Easily the most important amendments are to Sections 3729(a)(1) and (a)(2), now brought together as Section 3729(a)(1)(A-B). The new Section 3729(a)(1) now provides for liability for any person who “(A) knowingly presents, or causes to be presented, a false or fraudulent claim for payment or approval” or “(B) knowingly makes, uses, or causes to be made or used, a false record or statement material to a false or fraudulent claim.” No longer does a claim have to be “paid or approved by the Government.”

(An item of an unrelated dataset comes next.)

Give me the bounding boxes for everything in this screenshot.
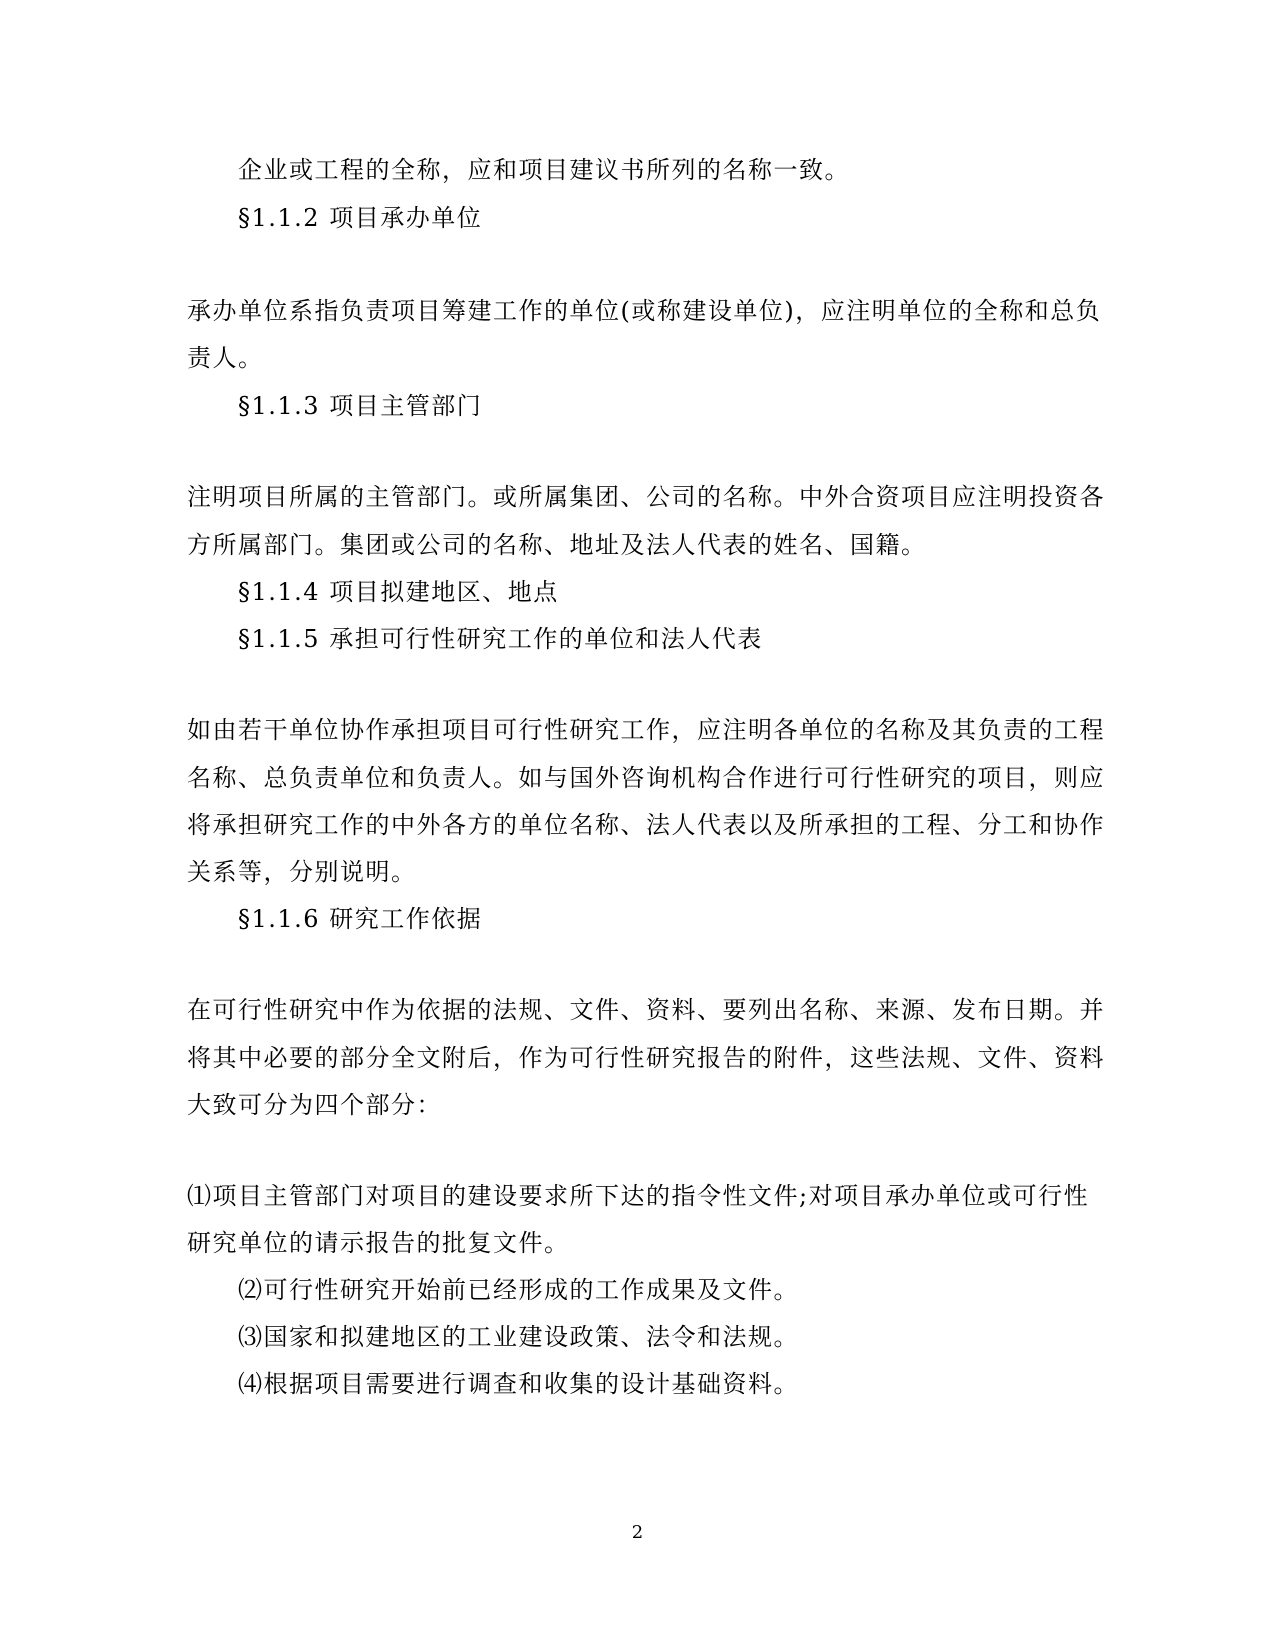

Section 3729(a)(2)’s replacement no longer requires an intent to defraud the government through the government approval or payment process. Without this requirement, Congress has effectively overturned the Supreme Court’s holding in Allison Engine. So long as there is an intent to present a false or fraudulent claim or make or use or cause to be made or used a false record or statement on a program in which the government has an interest, FCA liability will attach.

These changes are especially significant given the broad definition of “knowingly” under the FCA: a person acted knowingly if they had actual knowledge of the information, acted in deliberate ignorance of the truth or falsity of the information, or acted in reckless disregard for the truth or falsity of the information. No specific intent to defraud was required.

While there has yet to be any litigation that has reached court opinion on these changes, the potential exists for large liability for small errors. Because someone is acting with the appropriate intent if they have actual knowledge of the information, a simple typographical error made by a contractor could trigger a false claim liability.

Startlingly, the definition of a claim under the FCA has similarly been broadened. A claim that could lead to liability under the FCA now includes “any request or demand, whether under a contract or otherwise, for money or property and whether or not the United States has title to that money or property, that … is made to a contractor, grantee or other recipient, if the money or property is to be spent or used on the Government’s behalf or to advance the Government program or interest, and if the Government provided or has provided any portion of the money or property requested or demanded.”

While this definition does not include money paid for federal employment or as an income subsidy with no restrictions on that individual’s use of the money or property, it likely includes money paid to a contractor or grantee of government funds that may have discretion on how that money is disbursed. Now the FCA does not require reliance by the government, presentment to the government or even participation by the government, so long as a person is obtaining government money.

There are now many situations where the government has played no role, but actual damages and civil penalties could accrue under the FCA. Now more than ever, it is extremely important for government contractors, subcontractors or anyone working on a project in which the government has or claims an interest to be vigilant when completing their payment requests, certifications or any paperwork involved with the project. Any error, however minor it may appear, could become very expensive for the one who made it.